One of the lessons of both the 1918 Influenza Pandemic that killed 50-100 million (!) people globally and this pandemic thus far is congregate gatherings indoors, without masks, are the highest risk environments. Conversely, outdoor environments with masks are much less problematic:
Remember those countries that handled things well in 2020 so far? Let’s talk about them, and their use of masks:
- Vietnam was one of the first nations to mandate masks in public, on March 16, when the US was still largely gazing at its navel…and people in Japan, Taiwan, South Korea, Hong Kong, etc. (places that avoided major outbreaks) had already proactively masked up without government directives based on the population’s previous experience with infectious diseases in the Far East
- Austria was one of the first major countries in Europe to mask up, making them mandatory in public spaces on April 6
- Germany came later, requiring it on public transpiration and while shopping as of April 22, which paired with its superior testing regime (2nd only to South Korea) clearly did the job
Meanwhile, months later — and a century after the 1918 pandemic made masking common — we’re having one of the dumbest tribal debates in our political history about masks while coronavirus burns.
Do you want the economy to open up more? Wear a mask.
Do you want sports to come back? Wear a mask.
Do you want your kids to go back to school? Wear a mask.
Do you want to avoid going back into stay-at-home orders? Wear a mask.
That’s the reality of our world until we have a widely available vaccine and/or find a highly effective therapeutic treatment.
Because right now as the flames of the pandemic grow in the South and West they’re likely at the place the DC-Philly-NYC-Boston corridor was in late March/early April: just beginning a weeks-long burn that will be painful in lives lost, economic activity, and our ability to live life with even partial normalcy.
I’m reminded of a poignant moment in one of the great speeches during these troubled times, from the Queen of England:
I hope in the years to come, everyone will be able to take pride in how they responded to this challenge. And those who come after us will say the Britons of this generation were as strong as any.
“As strong as any”…says the women whose family stood strong in London during the Blitz, refusing to flee to safer ground as England stood alone against Nazi Germany in 1940.
Generations of Americans have faced infinitely tougher challenges than today: the American Revolution, the Civil War, World War I, the Great Depression, World War II, and the still long, simmering battle to end slavery and achieve racial equality are but some highlights.

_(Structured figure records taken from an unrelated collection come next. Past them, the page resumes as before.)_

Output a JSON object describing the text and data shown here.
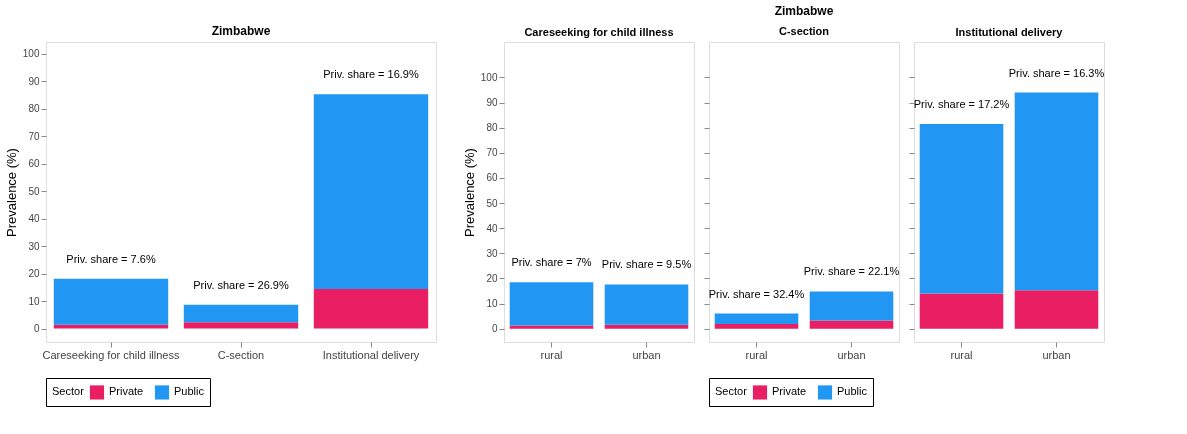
{
  "chart_data": [
    {
      "type": "bar",
      "title": "Zimbabwe",
      "ylabel": "Prevalence (%)",
      "legend_title": "Sector",
      "categories": [
        "Careseeking for child illness",
        "C-section",
        "Institutional delivery"
      ],
      "stacked": true,
      "ylim": [
        -4.9,
        104.3
      ],
      "yticks": [
        0,
        10,
        20,
        30,
        40,
        50,
        60,
        70,
        80,
        90,
        100
      ],
      "grid": false,
      "legend": "bottom",
      "series": [
        {
          "name": "Private",
          "color": "#e91e63",
          "values": [
            1.4,
            2.3,
            14.4
          ]
        },
        {
          "name": "Public",
          "color": "#2196f3",
          "values": [
            16.7,
            6.4,
            70.9
          ]
        }
      ],
      "annotations": [
        "Priv. share = 7.6%",
        "Priv. share = 26.9%",
        "Priv. share = 16.9%"
      ]
    },
    {
      "type": "bar",
      "subtitle": "Careseeking for child illness",
      "ylabel": "Prevalence (%)",
      "categories": [
        "rural",
        "urban"
      ],
      "stacked": true,
      "ylim": [
        -5.3,
        114.1
      ],
      "yticks": [
        0,
        10,
        20,
        30,
        40,
        50,
        60,
        70,
        80,
        90,
        100
      ],
      "grid": false,
      "legend": false,
      "series": [
        {
          "color": "#e91e63",
          "values": [
            1.3,
            1.6
          ]
        },
        {
          "color": "#2196f3",
          "values": [
            17.2,
            16.0
          ]
        }
      ],
      "annotations": [
        "Priv. share = 7%",
        "Priv. share = 9.5%"
      ]
    },
    {
      "type": "bar",
      "title": "Zimbabwe",
      "subtitle": "C-section",
      "legend_title": "Sector",
      "categories": [
        "rural",
        "urban"
      ],
      "stacked": true,
      "ylim": [
        -5.3,
        114.1
      ],
      "yticks": [
        0,
        10,
        20,
        30,
        40,
        50,
        60,
        70,
        80,
        90,
        100
      ],
      "grid": false,
      "legend": "bottom",
      "tick_labels": "x",
      "series": [
        {
          "name": "Private",
          "color": "#e91e63",
          "values": [
            1.9,
            3.3
          ]
        },
        {
          "name": "Public",
          "color": "#2196f3",
          "values": [
            4.1,
            11.5
          ]
        }
      ],
      "annotations": [
        "Priv. share = 32.4%",
        "Priv. share = 22.1%"
      ]
    },
    {
      "type": "bar",
      "subtitle": "Institutional delivery",
      "categories": [
        "rural",
        "urban"
      ],
      "stacked": true,
      "ylim": [
        -5.3,
        114.1
      ],
      "yticks": [
        0,
        10,
        20,
        30,
        40,
        50,
        60,
        70,
        80,
        90,
        100
      ],
      "grid": false,
      "legend": false,
      "tick_labels": "x",
      "series": [
        {
          "color": "#e91e63",
          "values": [
            14.0,
            15.3
          ]
        },
        {
          "color": "#2196f3",
          "values": [
            67.5,
            78.7
          ]
        }
      ],
      "annotations": [
        "Priv. share = 17.2%",
        "Priv. share = 16.3%"
      ]
    }
  ]
}
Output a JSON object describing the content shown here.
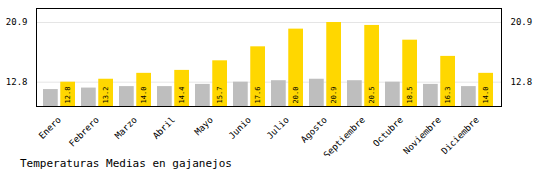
{
  "chart_data": {
    "type": "bar",
    "title": "Temperaturas Medias en gajanejos",
    "categories": [
      "Enero",
      "Febrero",
      "Marzo",
      "Abril",
      "Mayo",
      "Junio",
      "Julio",
      "Agosto",
      "Septiembre",
      "Octubre",
      "Noviembre",
      "Diciembre"
    ],
    "series": [
      {
        "color": "#BEBEBE",
        "values": [
          11.8,
          12.0,
          12.2,
          12.2,
          12.5,
          12.8,
          13.0,
          13.2,
          13.0,
          12.8,
          12.5,
          12.2
        ]
      },
      {
        "color": "#FFD700",
        "values": [
          12.8,
          13.2,
          14.0,
          14.4,
          15.7,
          17.6,
          20.0,
          20.9,
          20.5,
          18.5,
          16.3,
          14.0
        ],
        "data_labels": true,
        "value_labels": [
          "12.8",
          "13.2",
          "14.0",
          "14.4",
          "15.7",
          "17.6",
          "20.0",
          "20.9",
          "20.5",
          "18.5",
          "16.3",
          "14.0"
        ]
      }
    ],
    "ylim": [
      9.5,
      22.8
    ],
    "yticks": [
      12.8,
      20.9
    ],
    "grid": true
  }
}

Change is hard. Forced changed is harder. Many that fought in our counties greatest challenges didn’t choose that battle, but they met the moment.
Going to war for your country isn’t easy.
Clawing your way back from economic ruin isn’t easy.
Transforming society isn’t easy.
Wearing a mask is.
Shut up and wear it already. The alternative is a raging, deadly pandemic *and* another Great Depression.
Or as the Queen said: “the pride in who we are is not a part of our past, it defines our present and our future.”
Show some pride in our country. Fight for it.
Take coronavirus seriously…and wear a damn mask.